Ishaq Burki, a pharmacist who came to Karachi in 2012 from South Waziristan, suffered this first hand. He doesn’t have a Permanent Residential Certificate for his daughter who is an FSc pre-engineering student. He can’t even renew his CNIC because he is from South Waziristan. “I don’t go to the Nadra offices to renew my card because I’m afraid they will put me in the category of Bengalis, and will block my CNIC,” he said. “Our community has experienced hard times, prompting most of the South Waziristan businessmen to leave Karachi for other cities.”
A senior medical practitioner from Fata, who wished to go unnamed, said that he hasn’t been able to get CNICs and other documents for his children who were going to school in Karachi. “The officials asked my children to bring my CNIC and domicile certificate and we produced them,” he says. “But then they asked for my grandfather’s documents as a precondition for a CNIC for my children.” He stopped going to the NADRA offices because he didn’t have time and just figured he would clean up the mess when he went home later this year.
Another South Waziristan resident, Mustafa Burki, is now a property dealer who lives in Sohrab Goth. He said it was nearly impossible to renew your legal documents because local officials couldn’t tell the difference between a Pakistani, an Afghan and a Pakhtun.
For what it is worth, however, a facilitation desk was set up for the people of South Waziristan inside the Gulistan-e-Jauhar NADRA Center in Karachi after MNA Maulana Jamaluddin of the agency put in a word.
Life in Karachi
When the Mehsuds came to Karachi, they found no one wanted to employ them.
“People from Fata, especially from South Waziristan, are especially denied jobs in the textile factories in Landhi Industrial Area,” says Saeed Khan, a district president of the Awami National Party and a DMC Malir district labour council member. Private firms were especially cagey.
“I’m an electrical engineer but people would be shocked when I introduced myself as a Mehsud from South Waziristan,” says Fida Muhammad Mehsud, an employee with a private firm. He now lives in Sohrab Goth.
The years between 2010 and 2015 were tough for Pakhtun in general and Mehsud in particular in Karachi. “I observed that people from Waziristan and I, myself, had to hide our identities for fear of being linked to the Taliban,” he says. “But people have now realized we are ourselves a victim of terror.”
Mehmood Jan, a driver by profession who is in his early 30s, arrived in Karachi in September 2012 and tried to rent a flat for his family. “I was denied stay in a hotel because I had a Waziristan address on my CNIC,” he says. “I had to spend that night in a mosque.”

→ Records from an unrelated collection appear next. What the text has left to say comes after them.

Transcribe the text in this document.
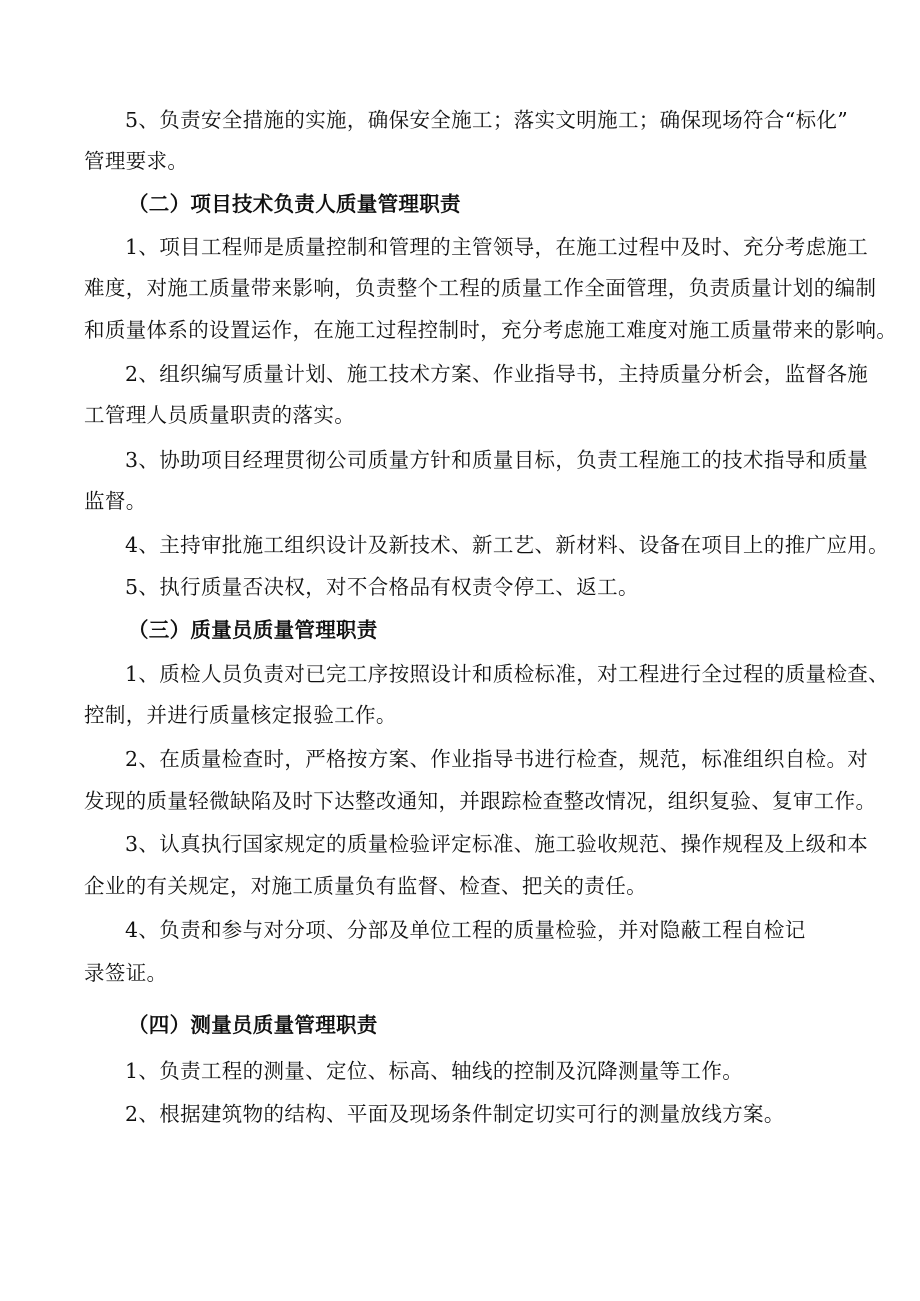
5、负责安全措施的实施，确保安全施工；落实文明施工；确保现场符合“标化”
管理要求。
（二）项目技术负责人质量管理职责
1、项目工程师是质量控制和管理的主管领导，在施工过程中及时、充分考虑施工
难度，对施工质量带来影响，负责整个工程的质量工作全面管理，负责质量计划的编制
和质量体系的设置运作，在施工过程控制时，充分考虑施工难度对施工质量带来的影响。
2、组织编写质量计划、施工技术方案、作业指导书，主持质量分析会，监督各施
工管理人员质量职责的落实。
3、协助项目经理贯彻公司质量方针和质量目标，负责工程施工的技术指导和质量
监督。
4、主持审批施工组织设计及新技术、新工艺、新材料、设备在项目上的推广应用。
5、执行质量否决权，对不合格品有权责令停工、返工。
（三）质量员质量管理职责
1、质检人员负责对已完工序按照设计和质检标准，对工程进行全过程的质量检查、
控制，并进行质量核定报验工作。
2、在质量检查时，严格按方案、作业指导书进行检查，规范，标准组织自检。对
发现的质量轻微缺陷及时下达整改通知，并跟踪检查整改情况，组织复验、复审工作。
3、认真执行国家规定的质量检验评定标准、施工验收规范、操作规程及上级和本
企业的有关规定，对施工质量负有监督、检查、把关的责任。
4、负责和参与对分项、分部及单位工程的质量检验，并对隐蔽工程自检记
录签证。
（四）测量员质量管理职责
1、负责工程的测量、定位、标高、轴线的控制及沉降测量等工作。
2、根据建筑物的结构、平面及现场条件制定切实可行的测量放线方案。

With time, some perceptions had changed. Ironically, when the Rangers started a city-wide operation against terrorists, their sympathisers and collaborators, in 2013 Karachi became a little safer. Muhammad Rehman, a rickshaw driver from Buner who now lives in Hijrat Colony, says the operation meant that previously no-go areas for Pakhtun such as Golimar and Lalukhet are no longer off limits. “Gone are the days when na-maloom afraad used to keep different localities and routes closed.”
Noor Shah, 48, also from South Waziristan, now lives in Lyari with his eight-member extended family who had to flee after security forces ordered them to vacate the area in 2009. “I had to travel on foot for eight hours to reach Gomal,” he says, referring to the plain near Dera Ismail Khan. Today he runs a roadside kiosk and two of his young sons work as daily wage labourers in Karachi. Four of his children go to school. “I don’t want anything except peace,” he says. “I neither want a big business nor a big house. I want to live with my children away from militancy and violence.”